16 March 2026, 00:25

Kirchen werden zu bezahlbarem Wohnraum – diese Projekte überzeugen die Jury

Ein offenes Buch mit einer detaillierten Zeichnung einer Kirche neben Plänen und Text.

Kirchen werden zu bezahlbarem Wohnraum – diese Projekte überzeugen die Jury

Das Ministerium für Landesentwicklung und Wohnen (MLW) hat die Sieger des Wettbewerbs Kirche und bezahlbarer Wohnraum bekannt gegeben. Zehn innovative Projekte konnten sich unter 33 Bewerbungen durchsetzen und erhielten jeweils 5.000 Euro – als Anerkennung für ihr Potenzial, ähnliche Initiativen anzustoßen. Der Wettbewerb zeigt auf, wie kircheneigene Immobilien dazu beitragen könnten, die Wohnungsnot in Baden-Württemberg zu lindern.

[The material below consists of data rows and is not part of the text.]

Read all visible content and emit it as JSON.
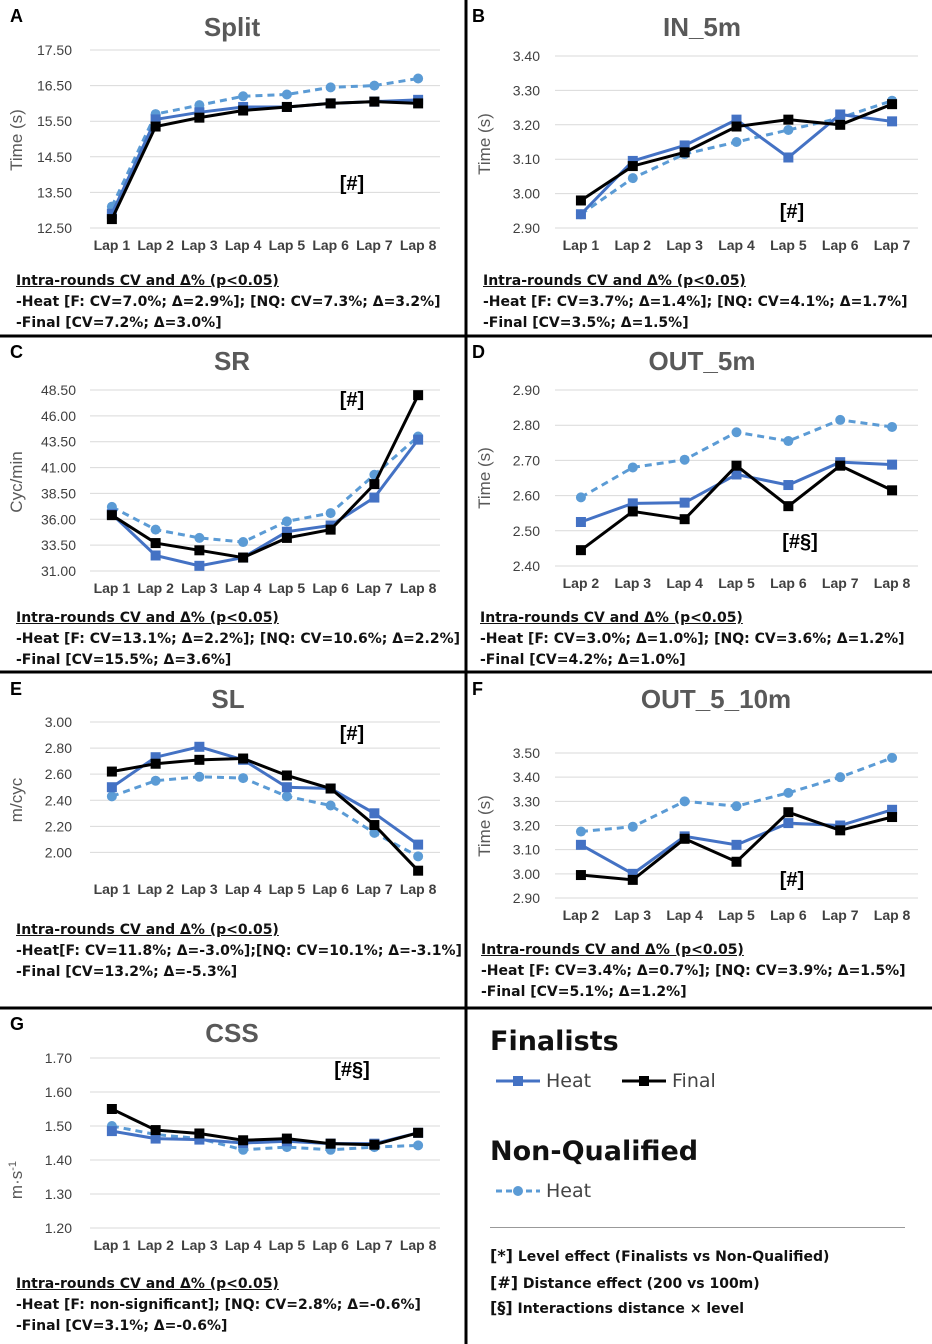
{
  "colors": {
    "heat": "#4472C4",
    "final": "#000000",
    "nq": "#5B9BD5"
  },
  "chart_data": [
    {
      "type": "line",
      "panel": "A",
      "title": "Split",
      "ylabel": "Time (s)",
      "categories": [
        "Lap 1",
        "Lap 2",
        "Lap 3",
        "Lap 4",
        "Lap 5",
        "Lap 6",
        "Lap 7",
        "Lap 8"
      ],
      "yticks": [
        "12.50",
        "13.50",
        "14.50",
        "15.50",
        "16.50",
        "17.50"
      ],
      "ylim": [
        12.5,
        17.5
      ],
      "series": [
        {
          "name": "Heat",
          "values": [
            12.9,
            15.55,
            15.75,
            15.9,
            15.9,
            16.0,
            16.05,
            16.1
          ]
        },
        {
          "name": "Final",
          "values": [
            12.75,
            15.35,
            15.6,
            15.8,
            15.9,
            16.0,
            16.05,
            16.0
          ]
        },
        {
          "name": "NQ Heat",
          "values": [
            13.1,
            15.7,
            15.95,
            16.2,
            16.25,
            16.45,
            16.5,
            16.7
          ]
        }
      ],
      "annotation": "[#]",
      "notes": {
        "header": "Intra-rounds CV and Δ% (p<0.05)",
        "heat": "-Heat [F: CV=7.0%; Δ=2.9%]; [NQ: CV=7.3%; Δ=3.2%]",
        "final": "-Final [CV=7.2%; Δ=3.0%]"
      }
    },
    {
      "type": "line",
      "panel": "B",
      "title": "IN_5m",
      "ylabel": "Time (s)",
      "categories": [
        "Lap 1",
        "Lap 2",
        "Lap 3",
        "Lap 4",
        "Lap 5",
        "Lap 6",
        "Lap 7"
      ],
      "yticks": [
        "2.90",
        "3.00",
        "3.10",
        "3.20",
        "3.30",
        "3.40"
      ],
      "ylim": [
        2.9,
        3.4
      ],
      "series": [
        {
          "name": "Heat",
          "values": [
            2.94,
            3.095,
            3.14,
            3.215,
            3.105,
            3.23,
            3.21
          ]
        },
        {
          "name": "Final",
          "values": [
            2.98,
            3.08,
            3.12,
            3.195,
            3.215,
            3.2,
            3.26
          ]
        },
        {
          "name": "NQ Heat",
          "values": [
            2.94,
            3.045,
            3.115,
            3.15,
            3.185,
            3.22,
            3.27
          ]
        }
      ],
      "annotation": "[#]",
      "notes": {
        "header": "Intra-rounds CV and Δ% (p<0.05)",
        "heat": "-Heat [F: CV=3.7%; Δ=1.4%]; [NQ: CV=4.1%; Δ=1.7%]",
        "final": "-Final [CV=3.5%; Δ=1.5%]"
      }
    },
    {
      "type": "line",
      "panel": "C",
      "title": "SR",
      "ylabel": "Cyc/min",
      "categories": [
        "Lap 1",
        "Lap 2",
        "Lap 3",
        "Lap 4",
        "Lap 5",
        "Lap 6",
        "Lap 7",
        "Lap 8"
      ],
      "yticks": [
        "31.00",
        "33.50",
        "36.00",
        "38.50",
        "41.00",
        "43.50",
        "46.00",
        "48.50"
      ],
      "ylim": [
        31,
        48.5
      ],
      "series": [
        {
          "name": "Heat",
          "values": [
            36.5,
            32.5,
            31.5,
            32.3,
            34.8,
            35.4,
            38.1,
            43.7
          ]
        },
        {
          "name": "Final",
          "values": [
            36.4,
            33.7,
            33.0,
            32.3,
            34.2,
            35.0,
            39.4,
            48.0
          ]
        },
        {
          "name": "NQ Heat",
          "values": [
            37.2,
            35.0,
            34.2,
            33.8,
            35.8,
            36.6,
            40.3,
            44.0
          ]
        }
      ],
      "annotation": "[#]",
      "notes": {
        "header": "Intra-rounds CV and Δ% (p<0.05)",
        "heat": "-Heat [F: CV=13.1%; Δ=2.2%]; [NQ: CV=10.6%; Δ=2.2%]",
        "final": "-Final [CV=15.5%; Δ=3.6%]"
      }
    },
    {
      "type": "line",
      "panel": "D",
      "title": "OUT_5m",
      "ylabel": "Time (s)",
      "categories": [
        "Lap 2",
        "Lap 3",
        "Lap 4",
        "Lap 5",
        "Lap 6",
        "Lap 7",
        "Lap 8"
      ],
      "yticks": [
        "2.40",
        "2.50",
        "2.60",
        "2.70",
        "2.80",
        "2.90"
      ],
      "ylim": [
        2.4,
        2.9
      ],
      "series": [
        {
          "name": "Heat",
          "values": [
            2.525,
            2.578,
            2.58,
            2.66,
            2.63,
            2.695,
            2.688
          ]
        },
        {
          "name": "Final",
          "values": [
            2.445,
            2.555,
            2.533,
            2.685,
            2.57,
            2.685,
            2.615
          ]
        },
        {
          "name": "NQ Heat",
          "values": [
            2.595,
            2.68,
            2.702,
            2.78,
            2.755,
            2.815,
            2.795
          ]
        }
      ],
      "annotation": "[#§]",
      "notes": {
        "header": "Intra-rounds CV and Δ% (p<0.05)",
        "heat": "-Heat [F: CV=3.0%; Δ=1.0%]; [NQ: CV=3.6%; Δ=1.2%]",
        "final": "-Final [CV=4.2%; Δ=1.0%]"
      }
    },
    {
      "type": "line",
      "panel": "E",
      "title": "SL",
      "ylabel": "m/cyc",
      "categories": [
        "Lap 1",
        "Lap 2",
        "Lap 3",
        "Lap 4",
        "Lap 5",
        "Lap 6",
        "Lap 7",
        "Lap 8"
      ],
      "yticks": [
        "2.00",
        "2.20",
        "2.40",
        "2.60",
        "2.80",
        "3.00"
      ],
      "ylim": [
        1.85,
        3.0
      ],
      "series": [
        {
          "name": "Heat",
          "values": [
            2.5,
            2.73,
            2.81,
            2.71,
            2.5,
            2.49,
            2.3,
            2.06
          ]
        },
        {
          "name": "Final",
          "values": [
            2.62,
            2.68,
            2.71,
            2.72,
            2.59,
            2.49,
            2.21,
            1.86
          ]
        },
        {
          "name": "NQ Heat",
          "values": [
            2.43,
            2.55,
            2.58,
            2.57,
            2.43,
            2.36,
            2.15,
            1.97
          ]
        }
      ],
      "annotation": "[#]",
      "notes": {
        "header": "Intra-rounds CV and Δ% (p<0.05)",
        "heat": "-Heat[F: CV=11.8%; Δ=-3.0%];[NQ: CV=10.1%; Δ=-3.1%]",
        "final": "-Final [CV=13.2%; Δ=-5.3%]"
      }
    },
    {
      "type": "line",
      "panel": "F",
      "title": "OUT_5_10m",
      "ylabel": "Time (s)",
      "categories": [
        "Lap 2",
        "Lap 3",
        "Lap 4",
        "Lap 5",
        "Lap 6",
        "Lap 7",
        "Lap 8"
      ],
      "yticks": [
        "2.90",
        "3.00",
        "3.10",
        "3.20",
        "3.30",
        "3.40",
        "3.50"
      ],
      "ylim": [
        2.9,
        3.5
      ],
      "series": [
        {
          "name": "Heat",
          "values": [
            3.12,
            3.0,
            3.155,
            3.12,
            3.21,
            3.2,
            3.265
          ]
        },
        {
          "name": "Final",
          "values": [
            2.995,
            2.975,
            3.145,
            3.05,
            3.255,
            3.18,
            3.235
          ]
        },
        {
          "name": "NQ Heat",
          "values": [
            3.175,
            3.195,
            3.3,
            3.28,
            3.335,
            3.4,
            3.48
          ]
        }
      ],
      "annotation": "[#]",
      "notes": {
        "header": "Intra-rounds CV and Δ% (p<0.05)",
        "heat": "-Heat [F: CV=3.4%; Δ=0.7%]; [NQ: CV=3.9%; Δ=1.5%]",
        "final": "-Final [CV=5.1%; Δ=1.2%]"
      }
    },
    {
      "type": "line",
      "panel": "G",
      "title": "CSS",
      "ylabel": "m·s",
      "ylabel_superscript": "-1",
      "categories": [
        "Lap 1",
        "Lap 2",
        "Lap 3",
        "Lap 4",
        "Lap 5",
        "Lap 6",
        "Lap 7",
        "Lap 8"
      ],
      "yticks": [
        "1.20",
        "1.30",
        "1.40",
        "1.50",
        "1.60",
        "1.70"
      ],
      "ylim": [
        1.2,
        1.7
      ],
      "series": [
        {
          "name": "Heat",
          "values": [
            1.485,
            1.463,
            1.46,
            1.45,
            1.455,
            1.448,
            1.448,
            1.48
          ]
        },
        {
          "name": "Final",
          "values": [
            1.55,
            1.488,
            1.478,
            1.458,
            1.463,
            1.448,
            1.445,
            1.48
          ]
        },
        {
          "name": "NQ Heat",
          "values": [
            1.5,
            1.475,
            1.463,
            1.43,
            1.438,
            1.43,
            1.438,
            1.443
          ]
        }
      ],
      "annotation": "[#§]",
      "notes": {
        "header": "Intra-rounds CV and Δ% (p<0.05)",
        "heat": "-Heat [F: non-significant]; [NQ: CV=2.8%; Δ=-0.6%]",
        "final": "-Final [CV=3.1%; Δ=-0.6%]"
      }
    }
  ],
  "legend": {
    "finalists_title": "Finalists",
    "heat_label": "Heat",
    "final_label": "Final",
    "nq_title": "Non-Qualified",
    "nq_heat_label": "Heat",
    "notes": [
      {
        "symbol": "[*]",
        "text": "Level effect (Finalists vs Non-Qualified)"
      },
      {
        "symbol": "[#]",
        "text": "Distance effect (200 vs 100m)"
      },
      {
        "symbol": "[§]",
        "text": "Interactions distance × level"
      }
    ]
  }
}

Die Bewerbungsphase für den Preis begann Anfang 2025 und endete am 12. Oktober. Eingeladen waren Kirchengemeinden, kirchliche Gruppen, Planer und weitere Akteure, Ideen für die Umnutzung von Kirchengebäuden in bezahlbaren Wohnraum einzureichen. Eine unabhängige Jury aus zehn Fachleuten bewertete die Beiträge nach Kriterien wie Bezahlbarkeit, Nachhaltigkeit, sozialer Wirkung und Übertragbarkeit auf andere Standorte.

Sämtliche prämierten Projekte überzeugten durch Kreativität und zukunftsweisende Ansätze. Keines der ausgewählten Konzepte war jedoch bisher in bestehenden Kirchengebäuden vollständig umgesetzt worden. Stattdessen dienen sie als Modellvorhaben – wie etwa die geplante Umgestaltung der Haigstkirche – und veranschaulichen, wie ungenutzte Kirchenimmobilien neu genutzt werden könnten.

Hintergrund der Initiative sind Schätzungen, wonach in der Region in den kommenden zehn Jahren rund 5.000 kircheneigene Liegenschaften für Wohnzwecke zur Verfügung stehen könnten. Die Verantwortlichen hoffen, dass der Preis die Zusammenarbeit zwischen Kirchen und kommunalen Behörden fördert, um dieses Potenzial zu erschließen.

Die mit je 5.000 Euro dotierten Preise sollen den Gewinnerprojekten den Weg zur Umsetzung ebnen. Mit der Auszeichnung will das MLW nicht nur praktikable Lösungen für bezahlbaren Wohnraum aufzeigen, sondern auch andere dazu ermutigen, ähnliche Chancen zu nutzen. Der Wettbewerb unterstreicht zudem das wachsende Interesse, kirchliche Ressourcen für die Bewältigung der Wohnraumkrise in Baden-Württemberg einzusetzen.

AKTUALISIERUNG

Konkrete Projekte setzen sich durch, darunter vollständig umgesetzte Initiativen

Die siegreichen Projekte des Wettbewerbs umfassen nun vollständig umgesetzte Initiativen wie 'Vom Pfarrhaus zur integrativen WG' in Esslingen-Berkheim und 'Ein lebenswertes Zuhause' in Reutlingen. Diese Projekte verbinden bezahlbaren Wohnraum mit sozialen Unterstützungsdiensten und widerlegen frühere Behauptungen, dass keine Konzepte vollständig umgesetzt wurden. Die Stiftung Schönau erhielt zudem eine besondere Anerkennung für ihre Entwicklung in Edingen-Neckarhausen: 67 KfW-40-Standard-Wohnungen aus Holz-Hybrid-Konstruktion, zu 90% gefördert.